A ce propos, la communauté chrétienne doit faire un examen de conscience afin que revienne toujours plus dans la liturgie la beauté de la musique et du chant. Il faut purifier le culte d'erreurs de style, de formes d'expression médiocres, de musiques et de textes plats, peu adaptés à la grandeur de l'acte que l'on célèbre.

L'appel qui est fait à ce sujet dans la Lettre aux Ephésiens à éviter l'intempérance et les vulgarités pour laisser place à la pureté de l'hymne liturgique est significatif: "Ne vous enivrez pas de vin: on n'y trouve que libertinage; mais cherchez dans l'Esprit votre plénitude. Récitez entre vous des psaumes, des hymnes et des cantiques inspirés; chantez et célébrez le Seigneur de tout votre coeur. En tout temps et à tout propos, rendez grâces à Dieu le Père, au nom de notre Seigneur Jésus-Christ" (5, 18-20).

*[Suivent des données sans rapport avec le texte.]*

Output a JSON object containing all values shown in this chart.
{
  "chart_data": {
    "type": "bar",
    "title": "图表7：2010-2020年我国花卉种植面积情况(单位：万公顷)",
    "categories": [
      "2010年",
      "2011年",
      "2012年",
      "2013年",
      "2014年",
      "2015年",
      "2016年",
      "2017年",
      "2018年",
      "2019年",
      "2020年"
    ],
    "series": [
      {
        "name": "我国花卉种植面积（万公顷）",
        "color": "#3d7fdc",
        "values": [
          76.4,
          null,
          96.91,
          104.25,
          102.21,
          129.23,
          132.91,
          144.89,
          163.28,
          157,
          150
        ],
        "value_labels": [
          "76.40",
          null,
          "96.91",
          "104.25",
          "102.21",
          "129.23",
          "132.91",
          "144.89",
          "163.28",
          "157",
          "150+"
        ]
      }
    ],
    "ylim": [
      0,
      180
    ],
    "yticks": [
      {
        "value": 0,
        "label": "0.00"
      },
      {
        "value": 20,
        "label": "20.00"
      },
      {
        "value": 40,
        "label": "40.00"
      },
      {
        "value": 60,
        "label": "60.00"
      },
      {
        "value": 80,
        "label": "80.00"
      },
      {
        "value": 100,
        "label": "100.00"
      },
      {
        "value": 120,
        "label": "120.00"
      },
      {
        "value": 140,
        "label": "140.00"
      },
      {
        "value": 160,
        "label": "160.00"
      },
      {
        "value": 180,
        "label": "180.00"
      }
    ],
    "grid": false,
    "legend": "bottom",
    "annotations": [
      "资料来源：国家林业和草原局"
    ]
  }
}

4. Le Psalmiste termine en invitant à la louange "tout vivant" (cf. Ps 150, 5), littéralement "tout souffle", "toute haleine", une expression qui en hébreu signifie "tout être qui respire", en particulier "chaque homme vivant" (cf. Dt 20, 16; Jos 10, 40; 11, 11.14). C'est donc la créature humaine avec sa voix et son coeur qui participe tout d'abord à la louange divine. En même temps qu'elle, sont convoqués de façon idéale tous les êtres vivants, toutes les créatures chez lesquelles se trouve un souffle de vie (cf. Gn 7, 22), afin qu'elles élèvent leur hymne de gratitude au Créateur pour le don de l'existence.

Saint François prendra place dans le sillage de cette invitation universelle avec son suggestif "Cantique de Frère Soleil", dans lequel il invite à louer et à bénir le Seigneur pour toutes les créatures, reflet de sa beauté et de sa bonté (cf. Sources franciscaines, 263).

5. Tous les fidèles doivent participer de façon particulière à ce chant, comme le suggère la Lettre aux Colossiens: "Que la Parole du Christ réside chez vous en abondance: instruisez-vous en toute sagesse par des admonitions réciproques. Chantez à Dieu de tout votre coeur avec reconnaissance, par des psaumes, des hymnes et des cantiques inspirés" (3, 16).

A ce propos, dans ses Discours sur les Psaumes, saint Augustin voit les saints qui louent Dieu symbolisés dans les instruments musicaux: "Vous, les saints, vous êtes le cor, la psaltérion, la cithare, le tambour, le choeur, les cordes et l'orgue, et les cymbales du jubilé qui émettent de beaux sons, c'est-à-dire qui jouent harmonieusement. Vous êtes toutes ces choses. Que l'on ne pense pas, en écoutant le Psaume, à des choses de peu de valeur, à des choses tran-sitoires, ni à des instruments de théâtre". En réalité, la voix qui chante Dieu est "tout esprit qui loue le Seigneur". (Discours sur les Psaumes, IV, Rome 1977, pp. 934-935).

La musique la plus élevée est donc celle qui monte de nos cæurs. Et c'est précisément cette harmonie que Dieu attend d'entendre dans nos liturgies.